With the announcement this afternoon that President Donald Trump wants to charge a 20 percent tax on imports from Mexico to pay for his wall across the country’s southern border, there’s a fair chance of an all-out trade war erupting.
What happens then?
For Minnesota and the rest of the Midwest, it likely means farmers are hurt even more than they have been in recent years by low prices caused by abundant crops.
The U.S. exported $2.3 billion worth of corn in 2015, as well as soybeans ($1.4 billion), dairy products ($1.3 billion), pork & pork products ($1.3 billion), and beef & beef products ($1.1 billion).
The losses in a trade war with Mexico are on top of the losses caused by the decision to pull out of the Trans-Pacific Partnership earlier this week.
“It would be really damaging for us, given that so much of our products go to Mexico now,” Dermot Hayes, an Iowa State University agricultural economist, said earlier this week.
Sixty percent of the U.S. soybean crop is exported.
But manufacturers will be hurt too, if Mexico retaliates, which, of course, it will.

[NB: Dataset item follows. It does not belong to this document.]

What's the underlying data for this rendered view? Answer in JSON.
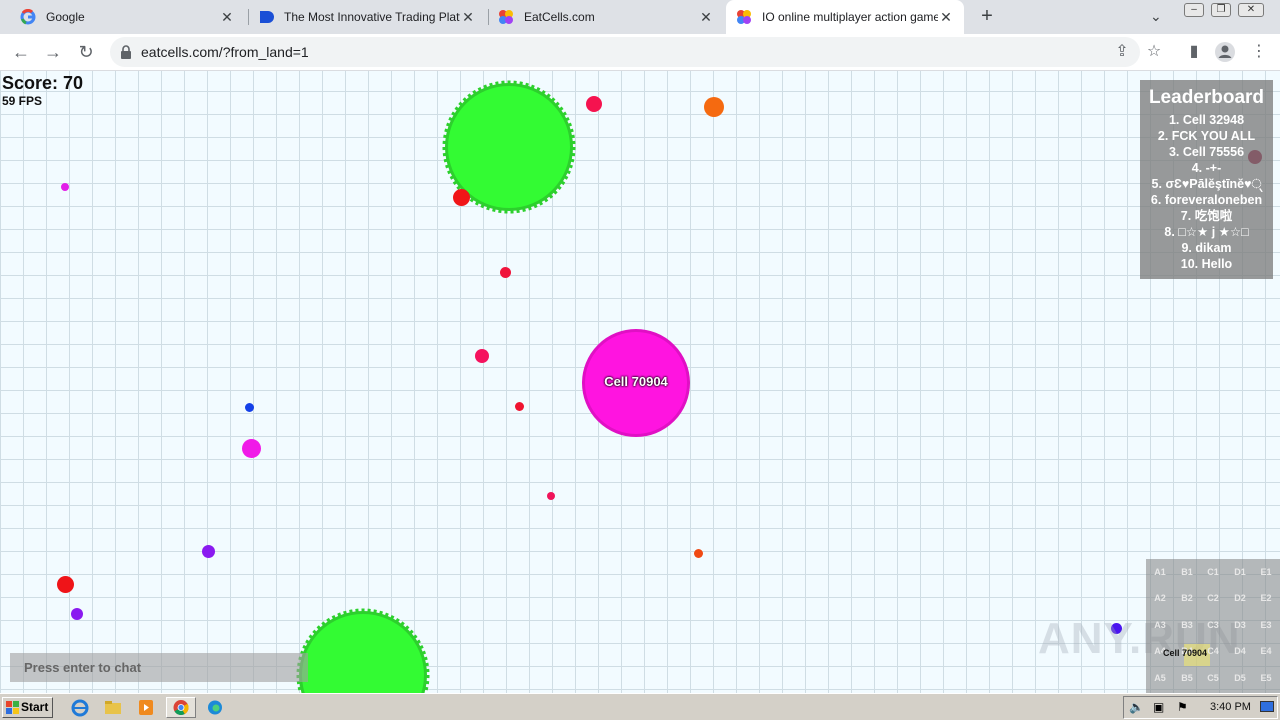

Machinery from the United States is, by far, the biggest export, worth more than $42 billion each year. Electrical machinery is another $41 billion, cars and trucks add $22 billion. (Source: Office of the U.S. Trade Representative to Mexico).
What will a 20 percent tax do to U.S. consumers? Fruits and vegetables will increase in price if you can find them. Mexico is the country’s second-leading supplier of agricultural goods: fresh vegetables ($4.8 billion), other fresh fruit ($4.3 billion), wine and beer ($2.7 billion), snack foods ($1.7 billion), and processed fruit & vegetables ($1.4 billion).
A trade war could also cripple U.S. corporations.
“It is important to understand that more than half of all visible trade between the two countries is due to corporate supply chains, in which goods are manufactured in the US, but assembled in Mexico,” the research firm Pavilion said shortly after November’s election.